"Every morning I hated myself for drinking the night before and would promise not to drink that night, yet every night I would drink again. It was this sickening record that would not stop spinning and I could not seem to figure out how to make it all stop."
”I feel like I’ve heard the beginning to my story time and time again, wanting to be well liked, social anxiety and alcohol swooping in with that liquid courage. It’s not unique or unexpected. It’s how the majority of these stories start out. Young, impressionable, vulnerable and a brain ripe for the manipulating. For me I was in junior high and had all the expected awkwardness.
I drank heavily throughout high school. When I was a senior I got a DUI and lost my license. This did very little to slow my partying, other than now I was never expected to be the DD (whatever that would have looked like, surely not actual sober driving).
College is five years of fuzzy memories full of parties. I scraped by academically, frequently missing class, lying to teachers to get out of missed assignments due to hang overs and late nights. Sporting events, dorm life, new friendships…I wasn’t really interested in any of it. It didn’t matter if it was a Monday at 4 or a Sat at 11, I was looking to get wasted. I thought I was doing what everyone was supposed to do at that time. Experiment, make poor decisions, live without regret (when there definitely was ignored regret).
Regret, guilt, shame, loneliness, embarrassment. These feelings riddled the years between 14-21. Despite all of that I still had not made the connection to alcohol. At 21 I became pregnant with my oldest son, during which I abstained from alcohol. I was young and nieve and quickly became engaged to his dad. We moved to the Midwest (from Ca) and settled down. I was in a new state with no friends or family and a husband who was light years away in terms of values and lifestyle. That was the first year out of college and my first attempt at adult life. My heavy drinking continued.
At that time I got a job as a CADC for a juvenile meth treatment program. Each day I would run group sessions and one on ones with youth struggling with cravings and addiction and each night I would stop at the liquor store and head home to numb it all for the evening.
After about a year and my husband’s infidelity later I filed for divorce and moved out.
Shortly after I began dating and marrying my current husband, who also happened to work with me. He had never been a big drinker but enjoyed letting loose at the end of the day as well. About a year into our marriage and a year into running substance abuse groups I started to reflect on the severity of my own drinking. They say the best way to learn is by teaching and that is what my job had become for me. It became the tool that taught me what was happening in my own mind and body.
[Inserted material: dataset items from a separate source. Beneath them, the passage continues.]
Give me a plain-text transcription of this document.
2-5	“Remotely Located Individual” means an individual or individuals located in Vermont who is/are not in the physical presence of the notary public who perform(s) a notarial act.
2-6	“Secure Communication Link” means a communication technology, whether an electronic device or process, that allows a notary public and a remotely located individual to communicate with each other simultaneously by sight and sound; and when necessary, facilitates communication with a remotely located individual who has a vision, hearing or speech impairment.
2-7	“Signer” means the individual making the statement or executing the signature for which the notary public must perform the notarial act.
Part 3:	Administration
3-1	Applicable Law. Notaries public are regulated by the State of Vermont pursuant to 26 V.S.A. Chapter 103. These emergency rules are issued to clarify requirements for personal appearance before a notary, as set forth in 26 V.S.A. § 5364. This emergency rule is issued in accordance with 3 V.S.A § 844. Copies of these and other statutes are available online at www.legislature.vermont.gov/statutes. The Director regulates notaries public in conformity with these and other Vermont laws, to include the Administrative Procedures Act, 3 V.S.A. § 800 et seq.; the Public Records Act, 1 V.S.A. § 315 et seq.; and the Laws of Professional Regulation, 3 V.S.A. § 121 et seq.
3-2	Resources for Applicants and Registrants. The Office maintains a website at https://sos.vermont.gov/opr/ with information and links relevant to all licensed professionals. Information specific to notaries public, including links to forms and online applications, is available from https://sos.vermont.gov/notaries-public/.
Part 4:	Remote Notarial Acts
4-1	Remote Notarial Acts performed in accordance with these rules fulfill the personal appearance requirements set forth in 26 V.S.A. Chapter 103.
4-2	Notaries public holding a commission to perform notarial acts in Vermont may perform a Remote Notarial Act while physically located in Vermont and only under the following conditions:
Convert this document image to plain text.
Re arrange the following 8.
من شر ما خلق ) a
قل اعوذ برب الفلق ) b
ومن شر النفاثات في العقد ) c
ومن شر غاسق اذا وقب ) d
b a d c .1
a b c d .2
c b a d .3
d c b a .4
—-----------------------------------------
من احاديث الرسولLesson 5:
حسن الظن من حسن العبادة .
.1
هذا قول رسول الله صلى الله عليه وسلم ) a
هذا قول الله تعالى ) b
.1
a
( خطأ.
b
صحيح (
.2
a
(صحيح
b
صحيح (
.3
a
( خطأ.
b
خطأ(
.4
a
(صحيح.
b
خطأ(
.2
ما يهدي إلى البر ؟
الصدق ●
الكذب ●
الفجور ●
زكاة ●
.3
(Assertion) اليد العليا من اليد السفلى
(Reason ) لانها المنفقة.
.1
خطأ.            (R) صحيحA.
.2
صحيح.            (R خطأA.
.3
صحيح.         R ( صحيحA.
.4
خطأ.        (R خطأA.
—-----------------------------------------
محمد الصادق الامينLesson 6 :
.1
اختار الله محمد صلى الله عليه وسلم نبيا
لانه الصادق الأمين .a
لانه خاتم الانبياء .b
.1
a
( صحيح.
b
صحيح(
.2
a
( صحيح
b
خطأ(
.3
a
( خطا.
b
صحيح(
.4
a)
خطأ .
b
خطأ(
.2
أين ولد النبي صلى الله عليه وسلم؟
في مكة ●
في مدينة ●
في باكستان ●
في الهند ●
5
Everyday I would run groups and process what the concepts meant for myself and each night I would silence the guilt and shame with more alcohol.
Over the next 5 years I had 2 more kiddos. Both pregnancies I abstained from alcohol completely, and both pregnancies I swore I would not drink once I gave birth. Both pregnancies I drank within weeks of giving birth.
You see, one of the earmarks of addiction is continued use despite adverse consequences and for me those consequences seemed non-existent. I was able to keep a job, one where I was actually helping people obtain sobriety (what a sham). I was able to maintain a healthy marriage, my kiddos were well cared for and by all appearances I was living a happy life.
Despite the apparent lack of adverse consequences I was now drinking vodka shots every night to the point of frequently blacking out. I was experiencing hangovers almost daily and struggled with depression and anxiety. Every morning I hated myself for drinking the night before and would promise not to drink that night, yet every night I would drink again. It was this sickening record that would not stop spinning and I could not seem to figure out how to make it all stop.
Throughout it all my older sister very obviously struggled with her own alcoholism. She was much less functional and her drinking was a big issue within our family. In 2017 she unexpectedly passed away from years of alcohol abuse.
I can’t really elaborate on that experience, it’s one I haven’t fully processed myself, but at that time I gave up drinking. I went 6 months alcohol free only to return to drinking one night at a wedding.
Despite having lost my own sister to alcohol I quickly reverted back to my same drinking patterns. I told myself that it was unhealthy to link my own drinking to her passing and that her drinking was on a different level, nothing like my own. This lie continued for another year. Another year of hang overs, irritability, and living in a fog.
I am not quite sure what clicked this final time. I am not sure if it was the fear of my children finding me passed out on the floor one night (something that fortunately never happened), fear of dying, fear of one more hangover. Whatever it was, it was a gift I realized nobody else would give to me or do for me. It was something I had to do for myself.”